MacPhee earned a master's degree from the University of Western Ontario and a bachelor's degree from the University of Prince Edward Island, both in Canada. A Canadian native, MacPhee recently became a U.S. citizen and has lived in Great Britain and Puerto Rico.

For the past three years, she has served as chair of the ECSU Department of Language, Literature and Communication. She works with 30 faculty and a staff member to oversee 184 students majoring in English or communication studies. Concentrations within the department are in creative writing, mass communication and news media.

Students majoring in English often are preparing for careers in education, but are facing a difficult challenge finding work options right now. MacPhee's alma mater in Glasgow is interested in welcoming students to graduate programs there.

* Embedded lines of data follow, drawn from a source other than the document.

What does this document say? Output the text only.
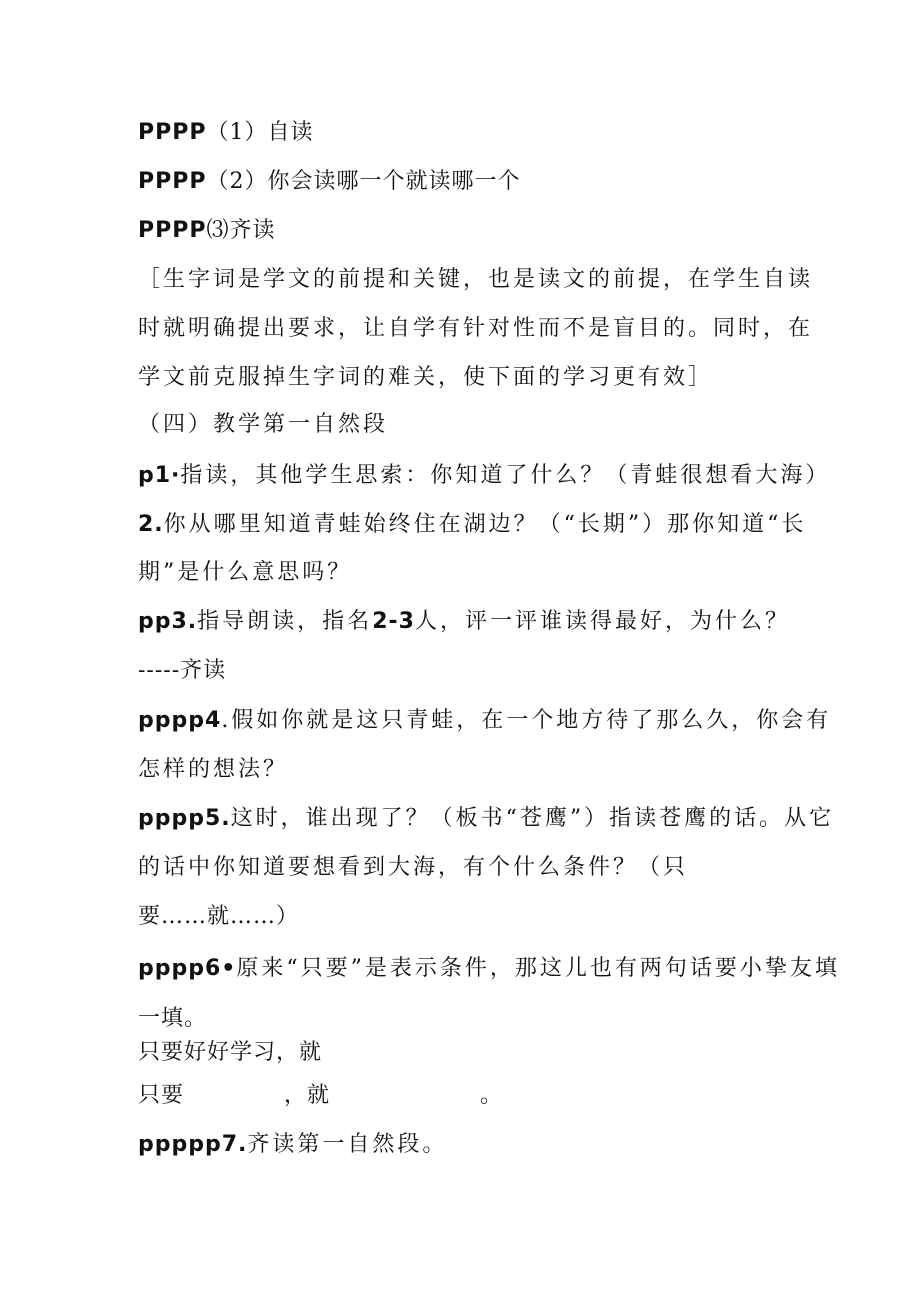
PPPP（1）自读
PPPP（2）你会读哪一个就读哪一个
PPPP⑶齐读
［生字词是学文的前提和关键，也是读文的前提，在学生自读
时就明确提出要求，让自学有针对性而不是盲目的。同时，在
学文前克服掉生字词的难关，使下面的学习更有效］
（四）教学第一自然段
p1·指读，其他学生思索：你知道了什么？（青蛙很想看大海）
2.你从哪里知道青蛙始终住在湖边？（“长期”）那你知道“长
期”是什么意思吗？
pp3.指导朗读，指名2-3人，评一评谁读得最好，为什么？
-----齐读
pppp4.假如你就是这只青蛙，在一个地方待了那么久，你会有
怎样的想法？
pppp5.这时，谁出现了？（板书“苍鹰”）指读苍鹰的话。从它
的话中你知道要想看到大海，有个什么条件？（只
要……就……）
pppp6•原来“只要”是表示条件，那这儿也有两句话要小挚友填
一填。
只要好好学习，就
只要	，就	。
ppppp7.齐读第一自然段。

Students who desire careers in the news media will face a daunting challenge. State and national projections for employment of communication majors are bleak at best. Of the 13 major industry groups categorized by North Carolina's Employment Security Commission (ESC), the "information" category barely indicates a change in the number of job openings between 2006 and 2016. The once glitzy news industry has been eclipsed by media company mergers, alarming downsizing at daily newspapers, shrinking profit margins and an abundance of communication graduates from universities.

The decrease of entry level, journalism/broadcast news jobs did not occur over night. While many TV newsroom producers consistently begin the evening newscast with hard news stories, the selection of entertainment stories sprinkled across hour-long newscasts has been increasing for decades. An entry level reporter isn't needed to write entertainment news. Those stories are provided to TV stations easily via news feed from other news sources.  In radio, the number of syndicated and automated programs increased during the last two decades, causing a number of job openings for on-air talent, particularly recent graduates, to disappear. Few radio stations broadcast local news. Only the Internet publishing segment of the "information" category showed modest signs of job growth, according to the ECS. Those positions-unpredictable as they are- that recent graduates are more likely to find are freelance assignments, blogs and other social media functions.

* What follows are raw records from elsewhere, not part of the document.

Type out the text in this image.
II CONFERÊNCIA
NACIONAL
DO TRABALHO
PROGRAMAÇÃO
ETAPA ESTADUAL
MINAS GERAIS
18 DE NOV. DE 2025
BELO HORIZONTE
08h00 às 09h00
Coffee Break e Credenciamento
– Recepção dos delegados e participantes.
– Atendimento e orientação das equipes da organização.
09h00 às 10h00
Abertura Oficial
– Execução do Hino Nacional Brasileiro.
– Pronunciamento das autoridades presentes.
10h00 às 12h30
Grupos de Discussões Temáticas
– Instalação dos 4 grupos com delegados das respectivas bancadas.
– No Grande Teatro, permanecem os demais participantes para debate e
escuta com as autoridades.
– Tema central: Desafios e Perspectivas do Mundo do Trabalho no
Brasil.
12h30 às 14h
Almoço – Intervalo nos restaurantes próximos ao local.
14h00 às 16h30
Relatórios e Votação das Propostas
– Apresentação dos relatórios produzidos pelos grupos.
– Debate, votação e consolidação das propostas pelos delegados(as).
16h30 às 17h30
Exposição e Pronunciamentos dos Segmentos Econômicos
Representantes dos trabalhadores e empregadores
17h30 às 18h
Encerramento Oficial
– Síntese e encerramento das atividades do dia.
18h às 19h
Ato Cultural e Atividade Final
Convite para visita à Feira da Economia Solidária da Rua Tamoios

"Students will need internships that provide hands-on experience because media employers are most concerned with the combination of skills and education. That differs from employers in other industries whose primary concern is the academic preparation for a job," MacPhee said. "We've invested in some new cameras and placed emphasis on media writing skills to help prepare them. Ultimately, the candidates hired are those who can wow an employer in a business where deadlines are the norm."

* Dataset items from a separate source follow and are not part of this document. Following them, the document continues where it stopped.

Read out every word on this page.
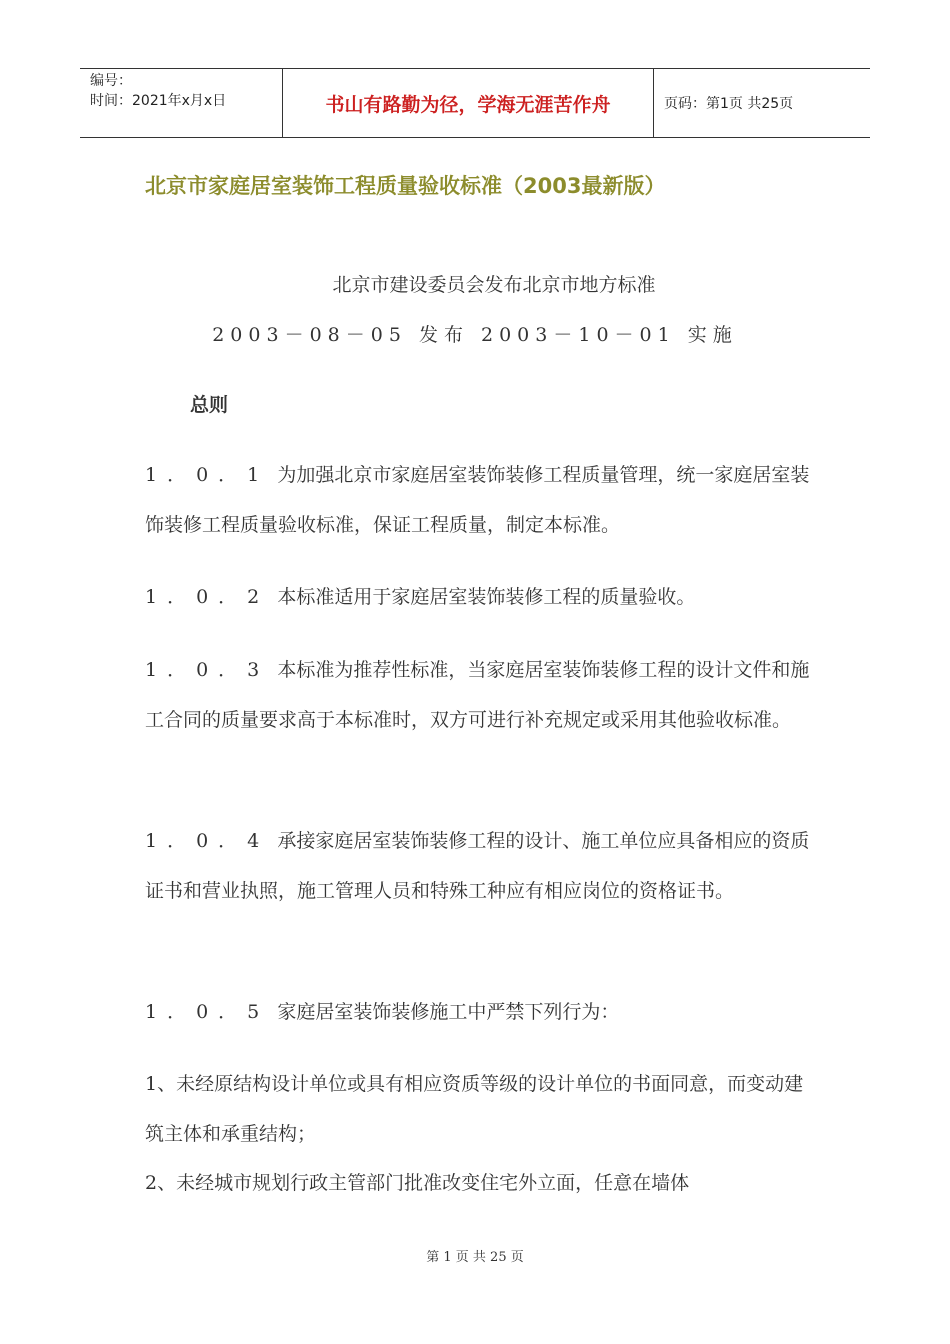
编号：
时间：2021年x月x日	书山有路勤为径，学海无涯苦作舟	页码：第1页 共25页
北京市家庭居室装饰工程质量验收标准（2003最新版）
北京市建设委员会发布北京市地方标准
2003－08－05 发布 2003－10－01 实施
总则
1．0．1 为加强北京市家庭居室装饰装修工程质量管理，统一家庭居室装饰装修工程质量验收标准，保证工程质量，制定本标准。
1．0．2 本标准适用于家庭居室装饰装修工程的质量验收。
1．0．3 本标准为推荐性标准，当家庭居室装饰装修工程的设计文件和施工合同的质量要求高于本标准时，双方可进行补充规定或采用其他验收标准。
1．0．4 承接家庭居室装饰装修工程的设计、施工单位应具备相应的资质证书和营业执照，施工管理人员和特殊工种应有相应岗位的资格证书。
1．0．5 家庭居室装饰装修施工中严禁下列行为：
1、未经原结构设计单位或具有相应资质等级的设计单位的书面同意，而变动建筑主体和承重结构；
2、未经城市规划行政主管部门批准改变住宅外立面，任意在墙体
第 1 页 共 25 页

MacPhee understands the pressure associated with limited job options. She recalled the days in Glasgow when her peers in the doctoral program learned of the limited number of jobs available after graduation. At that time, some Scotland natives could not leave the country to find work because of family obligations. She expanded her scope to find work options elsewhere. Today, she advises ECSU students, "If that dream job isn't located in your hometown or state, broaden your horizons."

This article is part of a series of features spotlighting the chairpersons of ECSU's academic departments.